When that happens one must know how important it is to work to postpone any effort to follow through on the thought. "Postpone" is a shocking term. By using this term I do not mean to suggest that it is inevitable that the thought will lead to an attempt at self destruction. Instead the term is used to emphasize the urgency of the situation.
That means telling adults even if you promised your friend that you would keep the conversation confidential. Even if doing so will make your friend mad. Let them be mad. One must be alive to be mad and that is a great trade off.
Refer them immediately to suicide prevention hotlines and services. If you are an adult who works with young people you should have a card made up with phone numbers and other contact information for service providers.
But all of that is a detailed topic for another post. This discussion is for all of the times that suicide has not been verbalized. this discussion is for all of the times that pain has been verbalized, but not heard.
Think how often you have heard it said, in a strong tone of derision and scorn--"Well she just said that to get attention."
A young person who must go to those lengths in order to get attention must be in desperate need of that attention.
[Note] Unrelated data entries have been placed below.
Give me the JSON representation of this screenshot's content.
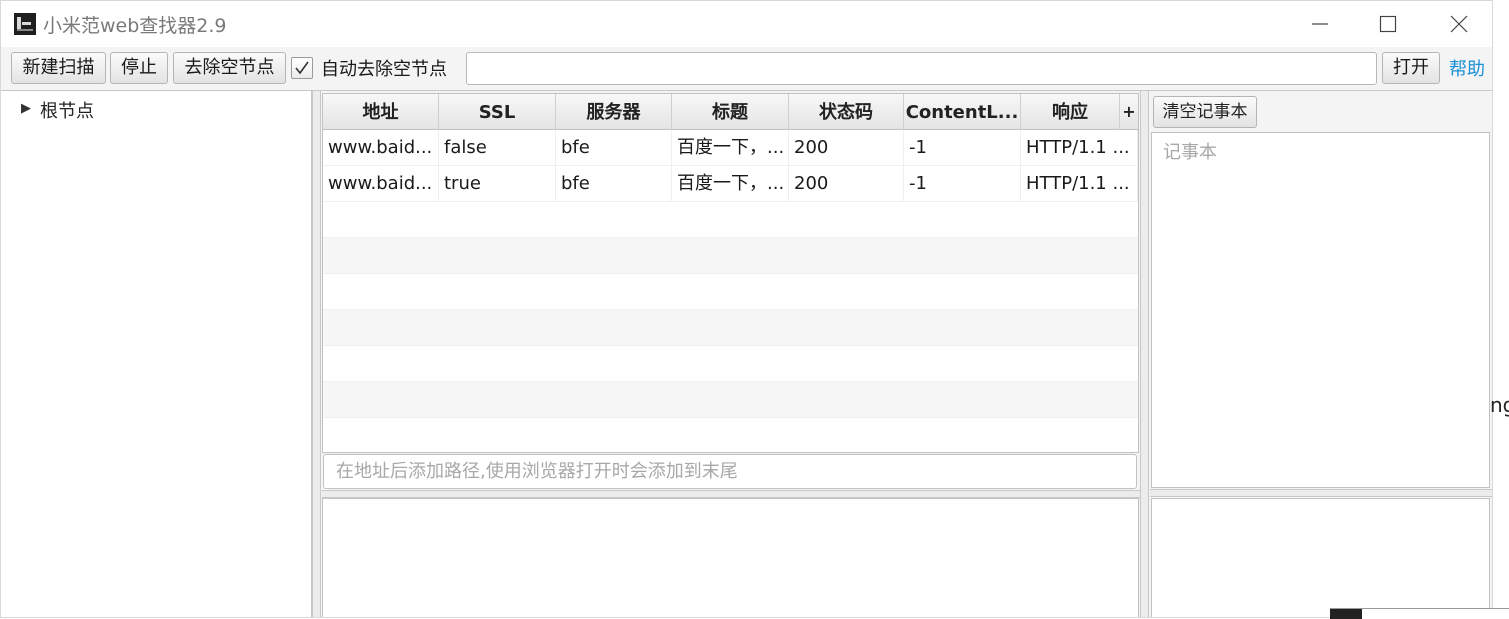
{
  "window": {
    "title": "小米范web查找器2.9"
  },
  "toolbar": {
    "new_scan": "新建扫描",
    "stop": "停止",
    "remove_empty": "去除空节点",
    "auto_remove_checked": true,
    "auto_remove_label": "自动去除空节点",
    "url_value": "",
    "open": "打开",
    "help": "帮助"
  },
  "tree": {
    "root_label": "根节点"
  },
  "table": {
    "columns": [
      "地址",
      "SSL",
      "服务器",
      "标题",
      "状态码",
      "ContentL...",
      "响应"
    ],
    "add_column": "+",
    "rows": [
      [
        "www.baid...",
        "false",
        "bfe",
        "百度一下，...",
        "200",
        "-1",
        "HTTP/1.1 ..."
      ],
      [
        "www.baid...",
        "true",
        "bfe",
        "百度一下，...",
        "200",
        "-1",
        "HTTP/1.1 ..."
      ]
    ]
  },
  "path_input": {
    "placeholder": "在地址后添加路径,使用浏览器打开时会添加到末尾"
  },
  "notes": {
    "clear_button": "清空记事本",
    "placeholder": "记事本"
  },
  "background": {
    "fragment": "ng"
  }
}
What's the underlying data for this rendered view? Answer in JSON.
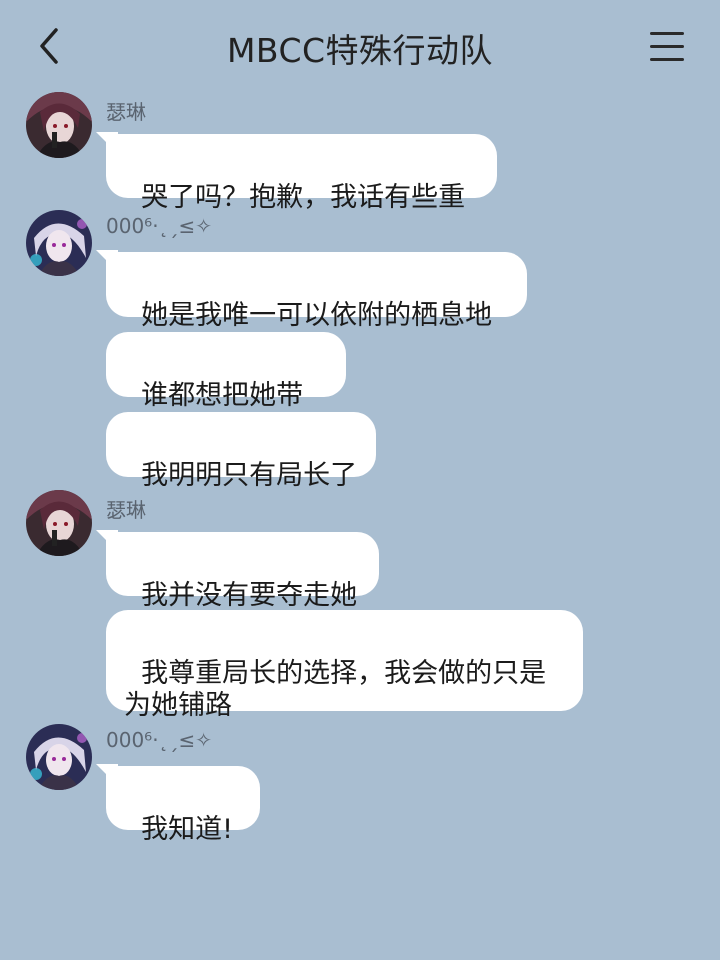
{
  "header": {
    "title": "MBCC特殊行动队",
    "back_icon": "chevron-left-icon",
    "menu_icon": "hamburger-menu-icon"
  },
  "messages": [
    {
      "sender": "瑟琳",
      "avatar": "avatar-selin",
      "bubbles": [
        "哭了吗？抱歉，我话有些重"
      ]
    },
    {
      "sender": "000⁶·˛ˏ≤✧",
      "avatar": "avatar-000",
      "bubbles": [
        "她是我唯一可以依附的栖息地",
        "谁都想把她带走",
        "我明明只有局长了"
      ]
    },
    {
      "sender": "瑟琳",
      "avatar": "avatar-selin",
      "bubbles": [
        "我并没有要夺走她",
        "我尊重局长的选择，我会做的只是为她铺路"
      ]
    },
    {
      "sender": "000⁶·˛ˏ≤✧",
      "avatar": "avatar-000",
      "bubbles": [
        "我知道!"
      ]
    }
  ],
  "colors": {
    "background": "#a9bed1",
    "bubble": "#ffffff",
    "sender": "#5a6470"
  }
}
It is the silent cries for attention that we must become better at listening for.
I have no science to support this belief, but I strongly suspect that the verbalization of a desire to end one's life makes it much more likely that a young person will follow through on that verbalization.
If I am correct, it makes it very important to make sure that the young person receive attention before having to ever say or write anything about ending their life.
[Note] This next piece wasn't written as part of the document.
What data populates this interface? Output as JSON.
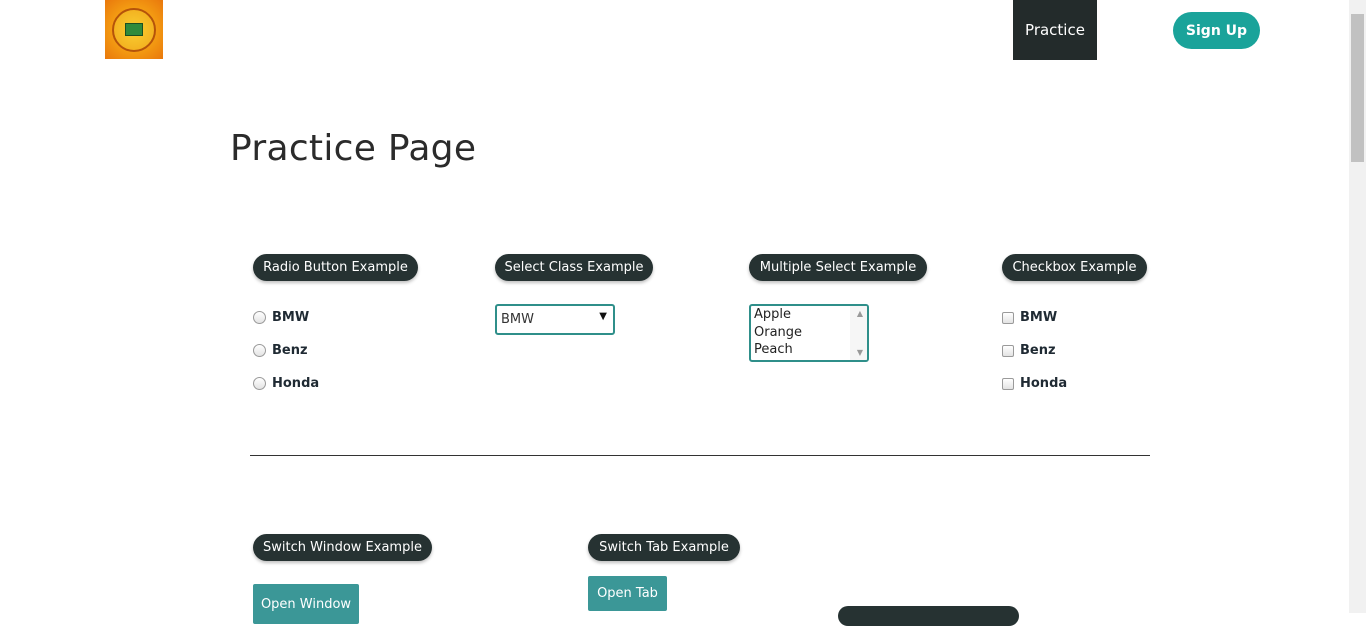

When a young person says something like, "Everyone in school hates me,' that is the time to put down everything that you are doing and have a meaningful conversation.
That is not the time to say, "Oh, I'm sure that it is not all that bad."
When a young person says, "I feel like I am always letting everyone down.", put your phone down and find out what it going on in that child's life.
When an adopted child says, "I don't understand why my parents did not love me.", that is not a time for bumper sticker platitudes. It is a time to help that child understand their own worth as a human.
Young people talk to me. They always have, even when I was only 13 or 14 little kids at school talked to me about problems that they were having on the bus, at home, at recess, or in class. Often they are so tentative in what they are saying to me that I am unable to identify the problem.
At those times I bluntly say, "I know something is wrong but I am not sure what it is, based on what you are saying. Tell me in another way so I can understand."
And they do. I never fall back on silly thoughts like, "Well, when they are ready to talk to me I am sure they will." If I see a kid that is hurting and I ask them what is wrong, only to see tears being quickly wiped away as the child whimpers out "nothing." I do not let the conversation end there.
I do not mind being direct. More direct than most others might think appropriate. I do not feel bad for responding, "Hey, don't play that stuff with me. Who do you think I am, just some old man to be blown off that easy? Now lets talk about what is wrong."
Talking to young people is not brain surgery. It is no harder than communicating with a wild horse. You can learn to hear what a horse is saying with its eyes.
You can also learn to hear silent cries of young people in pain.